The Gift

Some presents don’t come neatly wrapped in box, topped with the perfect ribbon.

The gift I’ve gotten this year came by way of ultrasound and blood tests. All things considered, it’s one I would have been altogether okay not receiving at all.

But I did, and as odd as it may sound, I’m so thankful for it.

Sometime during the spring, during lots of crazy days, it occurred to me that in a weird way, getting cancer for the second time was actually a second chance. A second chance to learn those lessons that we’ve read so many times–that facing your own mortality makes you appreciate every day more, that you take things for granted less often, that you don’t sweat the small stuff so much.

I’m not sure why I didn’t learn more the first time around with thyca. Maybe I listened so intently to my doctors who didn’t even entertain the idea of mortality that I didn’t see the need to dwell. Or maybe I just didn’t take the time I should have to dwell in a purposeful way. I just powered on through. But you know what? If you get cancer, it’s okay to dwell. It’s okay to sit and think, and sometimes to be sad and frustrated, and other times to be riotously happy.

I deliberately took the time this time to do those things. (Well, I didn’t deliberately set aside time to be frustrated, but it happened anyway.) In between all of those doctor’s appointments and tests and trips to the grocery store, I got the chance to get as much sleep as I needed (safe to say it’s more than I was getting). To take Clar for walks that didn’t involve me pulling his lazy butt down the street, muttering, “We’re late, we’re late, we’re late.” To make and actually enjoy eating dinner with B. To meet friends for coffee and drinks, and to get to know their babies. To see how the other half (being the people who get to go to the gym when it’s not packed) lives.
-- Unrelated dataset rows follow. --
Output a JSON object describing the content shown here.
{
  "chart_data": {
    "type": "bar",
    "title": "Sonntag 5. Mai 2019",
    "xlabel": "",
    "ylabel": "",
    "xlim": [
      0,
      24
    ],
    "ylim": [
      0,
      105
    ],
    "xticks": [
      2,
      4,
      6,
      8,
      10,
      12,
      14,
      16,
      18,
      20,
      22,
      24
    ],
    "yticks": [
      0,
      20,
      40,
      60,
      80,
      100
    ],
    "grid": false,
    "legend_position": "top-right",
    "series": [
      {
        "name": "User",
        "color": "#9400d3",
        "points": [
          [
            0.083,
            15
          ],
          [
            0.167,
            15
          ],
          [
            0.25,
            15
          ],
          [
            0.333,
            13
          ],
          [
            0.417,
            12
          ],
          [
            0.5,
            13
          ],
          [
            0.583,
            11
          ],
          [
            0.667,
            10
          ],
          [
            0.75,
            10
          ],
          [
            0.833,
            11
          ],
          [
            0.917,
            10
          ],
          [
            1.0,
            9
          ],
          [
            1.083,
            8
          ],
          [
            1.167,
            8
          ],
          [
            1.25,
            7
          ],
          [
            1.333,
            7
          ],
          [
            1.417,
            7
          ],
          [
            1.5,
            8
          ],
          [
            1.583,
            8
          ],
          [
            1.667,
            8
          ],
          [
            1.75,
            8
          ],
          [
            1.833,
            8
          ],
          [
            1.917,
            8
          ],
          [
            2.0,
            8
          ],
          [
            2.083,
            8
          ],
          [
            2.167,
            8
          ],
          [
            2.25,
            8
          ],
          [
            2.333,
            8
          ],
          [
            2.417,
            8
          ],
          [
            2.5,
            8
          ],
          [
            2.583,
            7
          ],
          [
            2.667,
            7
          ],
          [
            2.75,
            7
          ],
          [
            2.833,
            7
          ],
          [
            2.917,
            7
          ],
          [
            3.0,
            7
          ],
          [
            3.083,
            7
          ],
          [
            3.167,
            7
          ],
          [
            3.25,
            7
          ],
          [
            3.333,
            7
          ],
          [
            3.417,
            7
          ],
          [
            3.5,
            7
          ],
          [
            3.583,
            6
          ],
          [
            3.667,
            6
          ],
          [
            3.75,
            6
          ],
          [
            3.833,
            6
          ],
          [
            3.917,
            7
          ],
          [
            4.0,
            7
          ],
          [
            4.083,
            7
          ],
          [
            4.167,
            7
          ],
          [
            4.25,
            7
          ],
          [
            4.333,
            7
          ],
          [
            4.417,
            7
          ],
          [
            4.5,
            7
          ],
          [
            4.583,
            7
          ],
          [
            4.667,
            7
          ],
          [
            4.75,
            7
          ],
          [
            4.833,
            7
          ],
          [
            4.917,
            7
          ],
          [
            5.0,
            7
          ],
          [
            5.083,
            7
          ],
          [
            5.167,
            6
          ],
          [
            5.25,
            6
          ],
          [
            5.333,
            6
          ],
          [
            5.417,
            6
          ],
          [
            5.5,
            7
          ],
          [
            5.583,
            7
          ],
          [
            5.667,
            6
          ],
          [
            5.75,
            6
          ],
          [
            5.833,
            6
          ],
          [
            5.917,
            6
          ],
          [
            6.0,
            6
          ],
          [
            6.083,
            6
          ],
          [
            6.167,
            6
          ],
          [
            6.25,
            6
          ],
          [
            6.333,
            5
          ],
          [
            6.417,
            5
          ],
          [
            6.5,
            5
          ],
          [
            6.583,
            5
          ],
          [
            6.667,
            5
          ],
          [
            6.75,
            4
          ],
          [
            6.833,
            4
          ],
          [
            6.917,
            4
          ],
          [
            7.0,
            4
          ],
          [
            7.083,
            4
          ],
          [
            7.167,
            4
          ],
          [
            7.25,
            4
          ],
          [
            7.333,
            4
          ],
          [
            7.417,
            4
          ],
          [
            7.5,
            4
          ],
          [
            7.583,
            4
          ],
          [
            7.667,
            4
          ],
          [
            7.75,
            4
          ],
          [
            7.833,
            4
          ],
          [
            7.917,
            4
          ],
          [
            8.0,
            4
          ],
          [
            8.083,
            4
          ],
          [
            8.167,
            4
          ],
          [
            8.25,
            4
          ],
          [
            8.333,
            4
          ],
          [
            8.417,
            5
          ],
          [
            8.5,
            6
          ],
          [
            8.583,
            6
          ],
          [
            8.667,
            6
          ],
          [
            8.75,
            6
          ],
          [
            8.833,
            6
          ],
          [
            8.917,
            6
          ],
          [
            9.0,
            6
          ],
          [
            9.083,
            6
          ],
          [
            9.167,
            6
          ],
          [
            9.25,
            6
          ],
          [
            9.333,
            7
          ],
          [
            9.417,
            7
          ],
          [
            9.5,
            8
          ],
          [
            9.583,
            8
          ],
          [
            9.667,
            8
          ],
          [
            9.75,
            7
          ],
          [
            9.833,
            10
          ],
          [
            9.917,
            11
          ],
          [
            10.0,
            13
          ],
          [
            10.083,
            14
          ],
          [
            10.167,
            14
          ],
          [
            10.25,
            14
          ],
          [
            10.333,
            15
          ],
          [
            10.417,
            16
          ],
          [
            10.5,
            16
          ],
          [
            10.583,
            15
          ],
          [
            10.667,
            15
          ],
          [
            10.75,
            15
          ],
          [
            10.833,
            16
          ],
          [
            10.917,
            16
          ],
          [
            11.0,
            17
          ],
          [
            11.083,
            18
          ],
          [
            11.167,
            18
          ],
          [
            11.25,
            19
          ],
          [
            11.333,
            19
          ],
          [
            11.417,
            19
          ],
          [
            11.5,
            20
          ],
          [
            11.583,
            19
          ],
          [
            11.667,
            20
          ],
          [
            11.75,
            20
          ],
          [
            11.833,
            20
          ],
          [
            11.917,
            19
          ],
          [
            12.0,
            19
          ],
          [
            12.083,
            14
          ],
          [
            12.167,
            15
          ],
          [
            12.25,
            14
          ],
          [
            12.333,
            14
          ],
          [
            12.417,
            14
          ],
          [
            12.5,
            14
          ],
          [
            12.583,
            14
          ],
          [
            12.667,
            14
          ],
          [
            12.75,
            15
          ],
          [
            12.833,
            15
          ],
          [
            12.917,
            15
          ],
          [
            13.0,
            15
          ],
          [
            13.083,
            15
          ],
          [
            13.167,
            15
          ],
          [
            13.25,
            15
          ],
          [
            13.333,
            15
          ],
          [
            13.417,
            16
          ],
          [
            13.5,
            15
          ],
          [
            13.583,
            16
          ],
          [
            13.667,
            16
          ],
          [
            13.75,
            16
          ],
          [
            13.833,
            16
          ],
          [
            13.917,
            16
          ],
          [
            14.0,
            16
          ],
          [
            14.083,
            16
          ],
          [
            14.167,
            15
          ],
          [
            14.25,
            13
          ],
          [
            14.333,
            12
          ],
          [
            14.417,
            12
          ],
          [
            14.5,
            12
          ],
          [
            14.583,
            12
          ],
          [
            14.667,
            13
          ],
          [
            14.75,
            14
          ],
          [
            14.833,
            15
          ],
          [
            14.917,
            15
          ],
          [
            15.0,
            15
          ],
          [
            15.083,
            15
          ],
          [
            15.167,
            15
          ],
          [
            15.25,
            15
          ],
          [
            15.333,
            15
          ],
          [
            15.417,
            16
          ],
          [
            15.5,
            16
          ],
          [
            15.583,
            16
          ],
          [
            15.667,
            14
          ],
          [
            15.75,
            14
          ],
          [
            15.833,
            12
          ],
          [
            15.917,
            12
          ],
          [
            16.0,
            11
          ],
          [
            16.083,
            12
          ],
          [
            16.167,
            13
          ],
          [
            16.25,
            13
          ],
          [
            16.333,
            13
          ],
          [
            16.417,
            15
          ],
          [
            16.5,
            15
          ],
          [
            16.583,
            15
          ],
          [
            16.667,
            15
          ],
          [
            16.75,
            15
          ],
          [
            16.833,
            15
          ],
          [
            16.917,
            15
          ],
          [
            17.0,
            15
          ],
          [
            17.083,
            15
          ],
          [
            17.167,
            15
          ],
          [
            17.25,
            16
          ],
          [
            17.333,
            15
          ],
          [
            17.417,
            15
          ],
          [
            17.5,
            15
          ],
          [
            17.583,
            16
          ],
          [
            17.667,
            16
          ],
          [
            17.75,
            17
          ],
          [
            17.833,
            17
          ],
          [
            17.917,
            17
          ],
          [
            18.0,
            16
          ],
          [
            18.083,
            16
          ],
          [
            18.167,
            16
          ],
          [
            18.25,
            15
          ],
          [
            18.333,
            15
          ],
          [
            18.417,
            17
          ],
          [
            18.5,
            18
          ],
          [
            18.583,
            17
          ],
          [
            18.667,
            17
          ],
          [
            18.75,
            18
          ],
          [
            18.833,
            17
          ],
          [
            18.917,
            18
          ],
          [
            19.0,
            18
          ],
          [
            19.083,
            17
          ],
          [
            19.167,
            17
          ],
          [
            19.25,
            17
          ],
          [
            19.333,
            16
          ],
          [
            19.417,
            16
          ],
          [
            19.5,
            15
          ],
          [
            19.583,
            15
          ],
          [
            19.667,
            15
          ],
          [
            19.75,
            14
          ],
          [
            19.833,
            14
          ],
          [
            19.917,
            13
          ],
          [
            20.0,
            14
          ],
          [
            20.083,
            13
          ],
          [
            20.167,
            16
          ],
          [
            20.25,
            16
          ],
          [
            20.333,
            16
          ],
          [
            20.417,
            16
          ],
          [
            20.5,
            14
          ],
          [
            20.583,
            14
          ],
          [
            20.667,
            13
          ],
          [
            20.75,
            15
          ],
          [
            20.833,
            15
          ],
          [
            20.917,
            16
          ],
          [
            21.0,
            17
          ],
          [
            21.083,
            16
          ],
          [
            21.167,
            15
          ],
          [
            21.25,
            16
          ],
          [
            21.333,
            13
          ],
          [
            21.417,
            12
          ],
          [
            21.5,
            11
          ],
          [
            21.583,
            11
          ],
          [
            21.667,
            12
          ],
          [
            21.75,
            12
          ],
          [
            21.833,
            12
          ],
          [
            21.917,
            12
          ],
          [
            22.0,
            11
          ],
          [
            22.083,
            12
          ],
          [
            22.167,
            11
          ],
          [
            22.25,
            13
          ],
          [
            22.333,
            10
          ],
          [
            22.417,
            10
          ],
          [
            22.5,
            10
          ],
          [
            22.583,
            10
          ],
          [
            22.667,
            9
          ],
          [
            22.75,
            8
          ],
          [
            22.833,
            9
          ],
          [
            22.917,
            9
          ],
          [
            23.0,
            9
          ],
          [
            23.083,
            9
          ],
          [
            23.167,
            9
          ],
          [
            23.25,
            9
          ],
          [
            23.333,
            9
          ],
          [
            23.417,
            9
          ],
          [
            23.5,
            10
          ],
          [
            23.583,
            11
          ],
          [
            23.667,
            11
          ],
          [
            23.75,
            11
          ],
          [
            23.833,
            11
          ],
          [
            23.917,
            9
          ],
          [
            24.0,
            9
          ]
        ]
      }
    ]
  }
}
To read books–for fun. To rediscover volunteering. To rediscover 90210. To write. To find yoga pants and a studio. And the list goes on.

I’m a little sad that some of those things will be curbed by my return to work next week. But I’m incredibly thankful that I had the time to devote to them, because they added up to one of the best gifts of all: improved perspective. I have avoided writing this for a long time because it sounds so trite, but it’s true. I do have a better sense of what really matters now.

I’m pretty sure the scans and the LID and the isolation were worth it, but just in case, I’m going to try to make sure to apply the lessons this time.